The most effective solution, of course, would be to build additional Metro lines serving new neighborhoods, particularly in Wards 4, 5, 7, and 8. That would not only improve quality of life in those neighborhoods, but would spur the construction of more housing to help slow runaway rents and home prices. But absent a sudden and remarkable change of heart from Metro’s mostly suburban overlords, that won’t happen.

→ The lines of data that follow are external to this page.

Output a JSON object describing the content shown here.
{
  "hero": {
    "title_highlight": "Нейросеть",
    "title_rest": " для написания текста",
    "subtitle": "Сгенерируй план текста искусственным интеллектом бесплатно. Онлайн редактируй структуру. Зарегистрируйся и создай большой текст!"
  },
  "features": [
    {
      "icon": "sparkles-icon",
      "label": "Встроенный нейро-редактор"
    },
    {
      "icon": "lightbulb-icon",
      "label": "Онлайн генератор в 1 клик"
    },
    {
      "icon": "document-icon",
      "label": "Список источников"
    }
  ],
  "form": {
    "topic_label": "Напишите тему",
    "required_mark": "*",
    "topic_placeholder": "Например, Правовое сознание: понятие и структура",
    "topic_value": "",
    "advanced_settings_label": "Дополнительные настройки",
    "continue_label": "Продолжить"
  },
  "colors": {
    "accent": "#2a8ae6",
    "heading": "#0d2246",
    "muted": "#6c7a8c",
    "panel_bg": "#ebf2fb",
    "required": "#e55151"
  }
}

So the next best thing would be to add infill stations, as we did a decade ago in NoMa, to remarkable success. There are several suitable candidates for new station locations on the Red and Green lines, where some stations are spaced so far apart, even in the District, that people living directly between two are effectively out of range of both. These stations were designed to conform to NCTA’s idea of “high-speed suburban routes,” but they’re in areas that now have to be envisioned as denser and more urban if D.C. is to have room to grown.
The trouble is that, in the absence of a third or fourth track to allow for express trains—adding them retroactively would likely be even more difficult than building entirely new lines—we can’t create a whole bunch of infill stations without lengthening commutes for people living or working farther out on those lines. Each additional station means an extra couple of minutes added to the trip, and frustration for commuters who now have to leave home 10 minutes earlier. If the prospect of an expensive solution that’ll make commuting easier for suburbanites has some Metro stakeholders throwing a fit, imagine the reaction to a plan that would slow down their travel.
Perhaps conceding that a meaningful Metro expansion is not in the cards, D.C. has gone all in on an alternative: the streetcar. The planned line from Union Station to Georgetown largely parallels Metro’s proposed downtown loop; it would make little sense to build both. But the streetcar, whenever it actually starts running, is hardly an adequate substitute for Metro. It operates largely in mixed traffic, making it no faster than buses—sometimes slower, since it can’t change lanes—and its capacity doesn’t compare.
Still, D.C. planners could very well point to the streetcar to argue that we’re meeting the demand for new mass transit, obviating the need for an expensive Metro expansion. It’d be a shame if, amid all the suburban resistance, the deciding factor against more D.C. Metro stations were one of our own making.